Maduro order government services to accept any cryptocurrency
Maduro has ordered various government services to accept any cryptocurrency including the petro, Venezuela’s oil-backed currency which began its private pre-sale on February 20. This announcement was broadcasted nationwide from the Miraflores Palace and also reported on the website of the Superintendency of Cryptocurrencies. The president said:
I order the payment of consular services in all embassies and consulates of the Bolivarian Republic of Venezuela in the world, [and] all consular services in the country, in the petro currency or in any cryptocurrency.
At the petro launch event, Maduro also revealed, “we are going to establish new international gasoline services at the border.”

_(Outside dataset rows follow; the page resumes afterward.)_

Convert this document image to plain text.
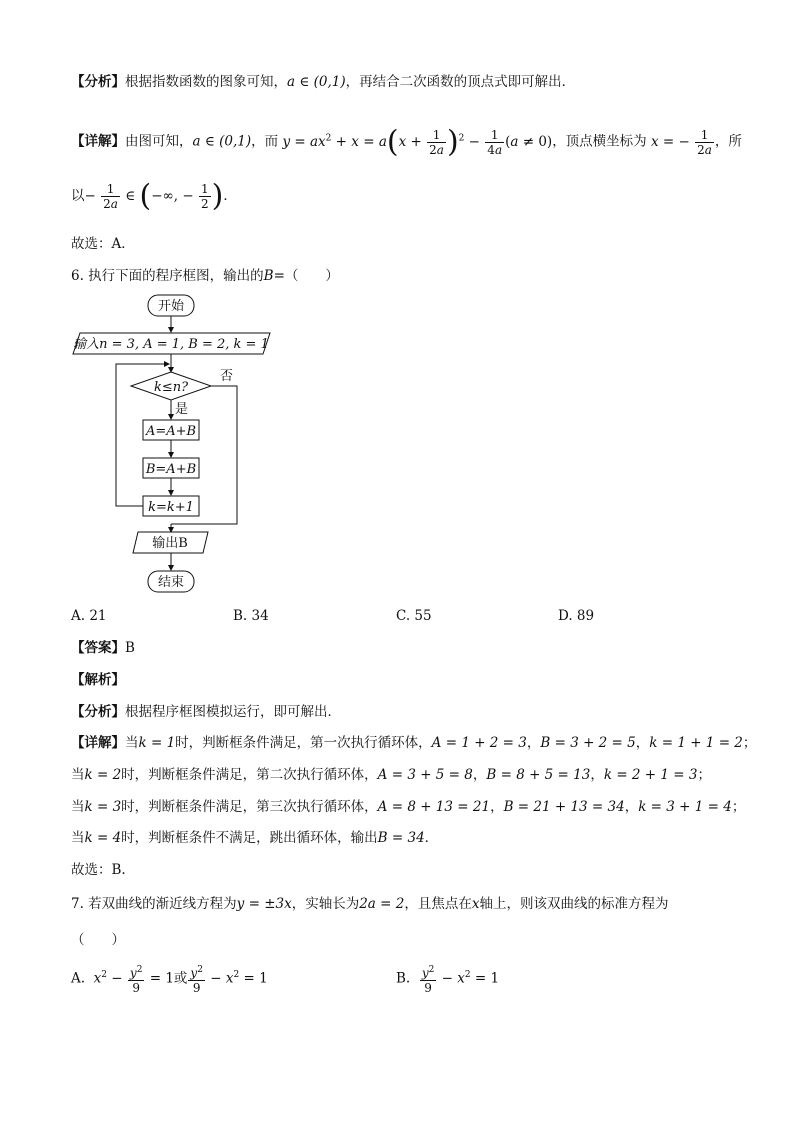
【分析】根据指数函数的图象可知，a ∈ (0,1)，再结合二次函数的顶点式即可解出．
【详解】由图可知，a ∈ (0,1)，而 $y = ax^2 + x = a(x + \frac{1}{2a} )^2 - \frac{1}{4a} (a \ne 0)$，顶点横坐标为 x = − $\frac{1}{2a}$ ，所
以− $\frac{1}{2a}$ ∈ (−∞, − $\frac{1}{2}$ )．
故选：A．
6. 执行下面的程序框图，输出的B=（　　）
开始
输入n = 3, A = 1, B = 2, k = 1
k≤n?
否
是
A=A+B
B=A+B
k=k+1
输出B
结束
A. 21	B. 34	C. 55	D. 89
【答案】B
【解析】
【分析】根据程序框图模拟运行，即可解出．
【详解】当k = 1时，判断框条件满足，第一次执行循环体，A = 1 + 2 = 3，B = 3 + 2 = 5，k = 1 + 1 = 2；
当k = 2时，判断框条件满足，第二次执行循环体，A = 3 + 5 = 8，B = 8 + 5 = 13，k = 2 + 1 = 3；
当k = 3时，判断框条件满足，第三次执行循环体，A = 8 + 13 = 21，B = 21 + 13 = 34，k = 3 + 1 = 4；
当k = 4时，判断框条件不满足，跳出循环体，输出B = 34．
故选：B.
7. 若双曲线的渐近线方程为y = ±3x，实轴长为2a = 2，且焦点在x轴上，则该双曲线的标准方程为
（　　）
A. $x^2 - \frac{y^2}{9} = 1$或 $\frac{y^2}{9} - x^2 = 1$	B. $\frac{y^2}{9} - x^2 = 1$
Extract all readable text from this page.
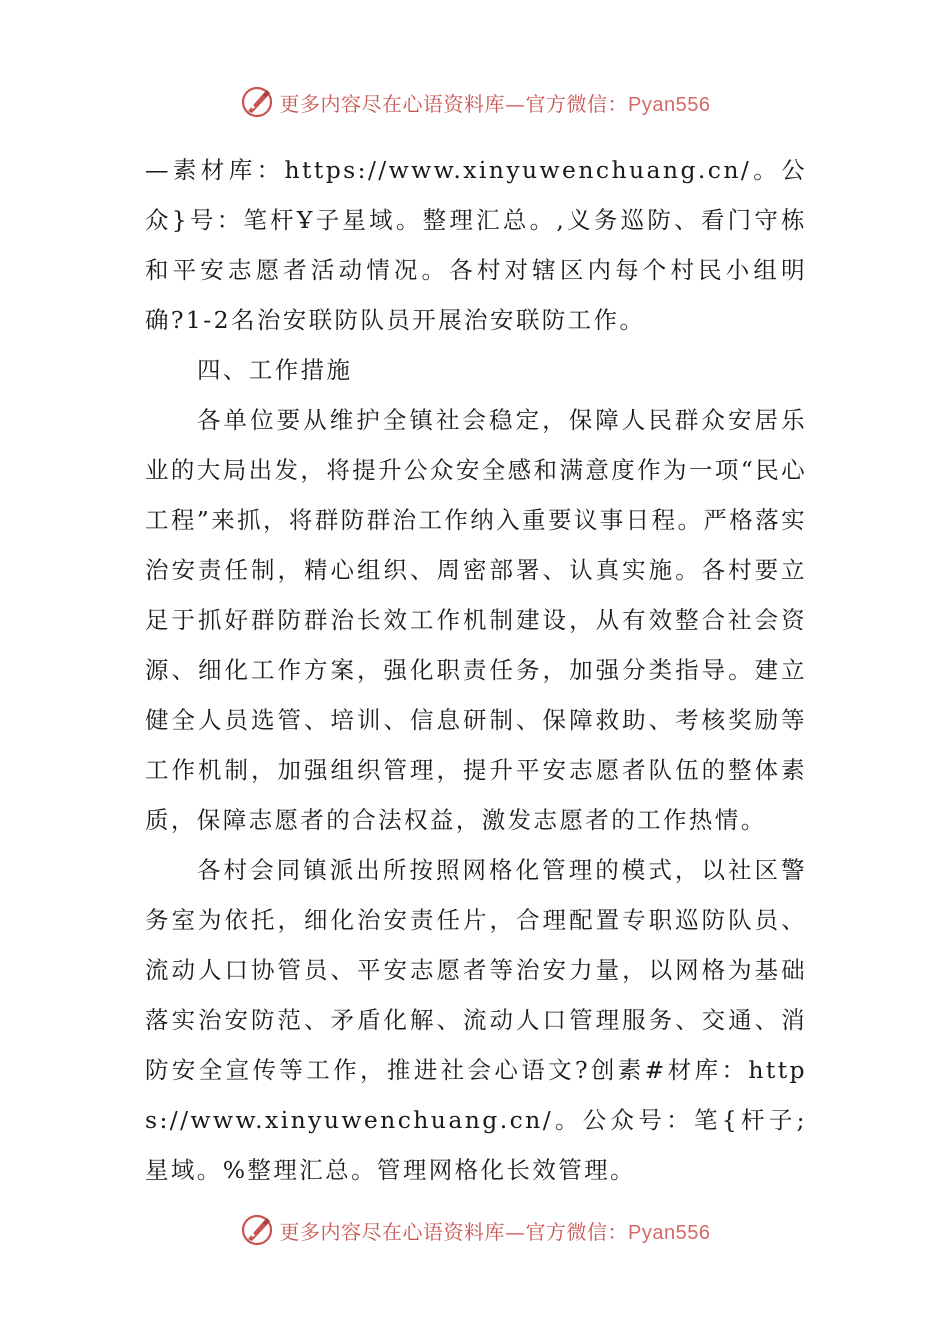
更多内容尽在心语资料库—官方微信：Pyan556

—素材库：https://www.xinyuwenchuang.cn/。公众}号：笔杆Ұ子星域。整理汇总。,义务巡防、看门守栋和平安志愿者活动情况。各村对辖区内每个村民小组明确?1-2名治安联防队员开展治安联防工作。

四、工作措施

各单位要从维护全镇社会稳定，保障人民群众安居乐业的大局出发，将提升公众安全感和满意度作为一项“民心工程”来抓，将群防群治工作纳入重要议事日程。严格落实治安责任制，精心组织、周密部署、认真实施。各村要立足于抓好群防群治长效工作机制建设，从有效整合社会资源、细化工作方案，强化职责任务，加强分类指导。建立健全人员选管、培训、信息研制、保障救助、考核奖励等工作机制，加强组织管理，提升平安志愿者队伍的整体素质，保障志愿者的合法权益，激发志愿者的工作热情。

各村会同镇派出所按照网格化管理的模式，以社区警务室为依托，细化治安责任片，合理配置专职巡防队员、流动人口协管员、平安志愿者等治安力量，以网格为基础落实治安防范、矛盾化解、流动人口管理服务、交通、消防安全宣传等工作，推进社会心语文?创素#材库：https://www.xinyuwenchuang.cn/。公众号：笔{杆子;星域。%整理汇总。管理网格化长效管理。

更多内容尽在心语资料库—官方微信：Pyan556
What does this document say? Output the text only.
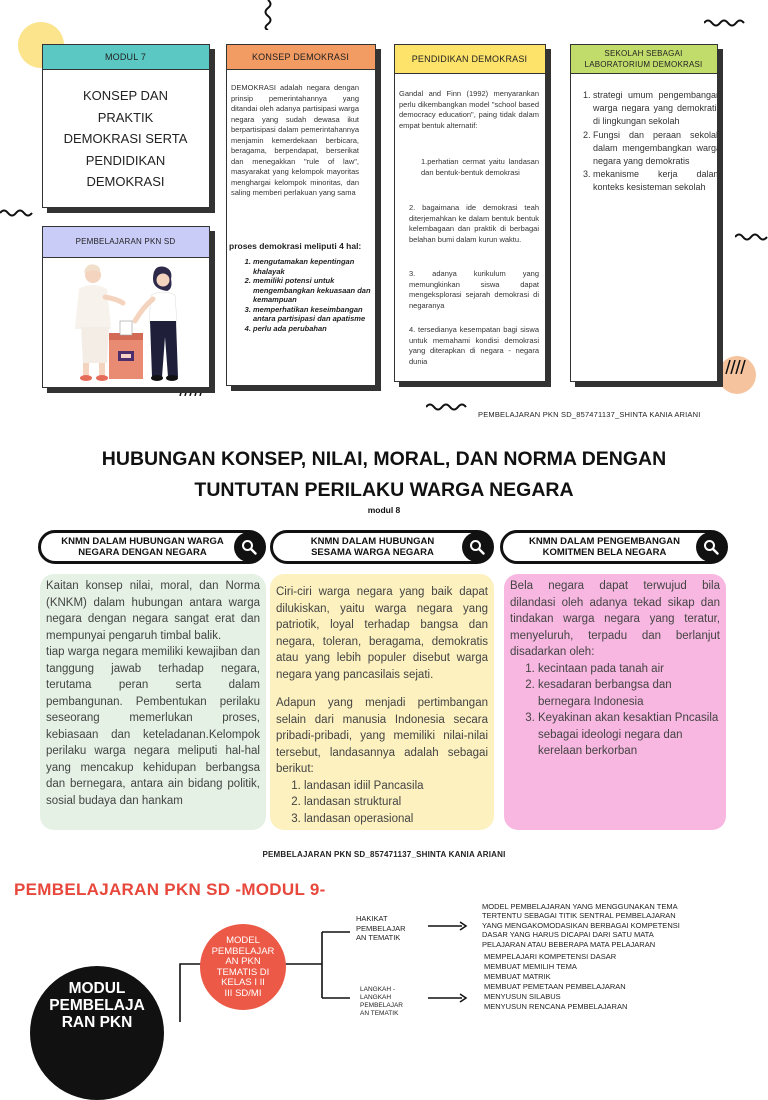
MODUL 7
KONSEP DAN
PRAKTIK
DEMOKRASI SERTA
PENDIDIKAN
DEMOKRASI
PEMBELAJARAN PKN SD
KONSEP DEMOKRASI
DEMOKRASI adalah negara dengan prinsip pemerintahannya yang ditandai oleh adanya partisipasi warga negara yang sudah dewasa ikut berpartisipasi dalam pemerintahannya menjamin kemerdekaan berbicara, beragama, berpendapat, berserikat dan menegakkan "rule of law", masyarakat yang kelompok mayoritas menghargai kelompok minoritas, dan saling memberi perlakuan yang sama
proses demokrasi meliputi 4 hal:
1. mengutamakan kepentingan khalayak
2. memiliki potensi untuk mengembangkan kekuasaan dan kemampuan
3. memperhatikan keseimbangan antara partisipasi dan apatisme
4. perlu ada perubahan
PENDIDIKAN DEMOKRASI
Gandal and Finn (1992) menyarankan perlu dikembangkan model "school based democracy education", paing tidak dalam empat bentuk alternatif:
1.perhatian cermat yaitu landasan dan bentuk-bentuk demokrasi
2. bagaimana ide demokrasi teah diterjemahkan ke dalam bentuk bentuk kelembagaan dan praktik di berbagai belahan bumi dalam kurun waktu.
3. adanya kurikulum yang memungkinkan siswa dapat mengeksplorasi sejarah demokrasi di negaranya
4. tersedianya kesempatan bagi siswa untuk memahami kondisi demokrasi yang diterapkan di negara - negara dunia
SEKOLAH SEBAGAI
LABORATORIUM DEMOKRASI
1. strategi umum pengembangan warga negara yang demokratis di lingkungan sekolah
2. Fungsi dan peraan sekolah dalam mengembangkan warga negara yang demokratis
3. mekanisme kerja dalam konteks kesisteman sekolah
PEMBELAJARAN PKN SD_857471137_SHINTA KANIA ARIANI
HUBUNGAN KONSEP, NILAI, MORAL, DAN NORMA DENGAN
TUNTUTAN PERILAKU WARGA NEGARA
modul 8
KNMN DALAM HUBUNGAN WARGA
NEGARA DENGAN NEGARA
KNMN DALAM HUBUNGAN
SESAMA WARGA NEGARA
KNMN DALAM PENGEMBANGAN
KOMITMEN BELA NEGARA
Kaitan konsep nilai, moral, dan Norma (KNKM) dalam hubungan antara warga negara dengan negara sangat erat dan mempunyai pengaruh timbal balik.
tiap warga negara memiliki kewajiban dan tanggung jawab terhadap negara, terutama peran serta dalam pembangunan. Pembentukan perilaku seseorang memerlukan proses, kebiasaan dan keteladanan.Kelompok perilaku warga negara meliputi hal-hal yang mencakup kehidupan berbangsa dan bernegara, antara ain bidang politik, sosial budaya dan hankam
Ciri-ciri warga negara yang baik dapat dilukiskan, yaitu warga negara yang patriotik, loyal terhadap bangsa dan negara, toleran, beragama, demokratis atau yang lebih populer disebut warga negara yang pancasilais sejati.
Adapun yang menjadi pertimbangan selain dari manusia Indonesia secara pribadi-pribadi, yang memiliki nilai-nilai tersebut, landasannya adalah sebagai berikut:
1. landasan idiil Pancasila
2. landasan struktural
3. landasan operasional
Bela negara dapat terwujud bila dilandasi oleh adanya tekad sikap dan tindakan warga negara yang teratur, menyeluruh, terpadu dan berlanjut disadarkan oleh:
1. kecintaan pada tanah air
2. kesadaran berbangsa dan bernegara Indonesia
3. Keyakinan akan kesaktian Pncasila sebagai ideologi negara dan kerelaan berkorban
PEMBELAJARAN PKN SD_857471137_SHINTA KANIA ARIANI
PEMBELAJARAN PKN SD -MODUL 9-
MODUL
PEMBELAJA
RAN PKN
MODEL
PEMBELAJAR
AN PKN
TEMATIS DI
KELAS I II
III SD/MI
HAKIKAT
PEMBELAJAR
AN TEMATIK
LANGKAH -
LANGKAH
PEMBELAJAR
AN TEMATIK
MODEL PEMBELAJARAN YANG MENGGUNAKAN TEMA
TERTENTU SEBAGAI TITIK SENTRAL PEMBELAJARAN
YANG MENGAKOMODASIKAN BERBAGAI KOMPETENSI
DASAR YANG HARUS DICAPAI DARI SATU MATA
PELAJARAN ATAU BEBERAPA MATA PELAJARAN
MEMPELAJARI KOMPETENSI DASAR
MEMBUAT MEMILIH TEMA
MEMBUAT MATRIK
MEMBUAT PEMETAAN PEMBELAJARAN
MENYUSUN SILABUS
MENYUSUN RENCANA PEMBELAJARAN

Maduro has forced the state-owned company Petróleos de Venezuela (PDVSA), Repsol’s partner in the country, to pay part of its purchases of products in “convertible petroleum currency”, a currency that started last Monday with strong criticism from the opposition, since the new currency is against the Constitution.
The Petro is backed by 5,324 million barrels in reserves of the Orinoco Oil Belt, the largest in the country and the world. But also for gold, diamonds and coltan, – a mineral linked to the Congo war and used in mobile devices. The value of the petroleum is equivalent to the price of a barrel of Venezuelan crude and each unit of Petro will be backed by a purchase-sale contract for a barrel of oil.
The primary issue is carried out through auctions and direct allocations. In case the barrel remains at 60 dollars and the entire placement is sold, a total of 100 million petros will circulate, which will bring 6,000 million dollars to the state coffers. The amount will alleviate the liquidity tension, but it will not solve the serious problems that the Venezuelan economy is experiencing. Repsol’s partner in Venezuela has drastically reduced its production, falling from 3.9 million barrels per day to 1.6 million barrels in two decades, which is why the government has lost currency revenues.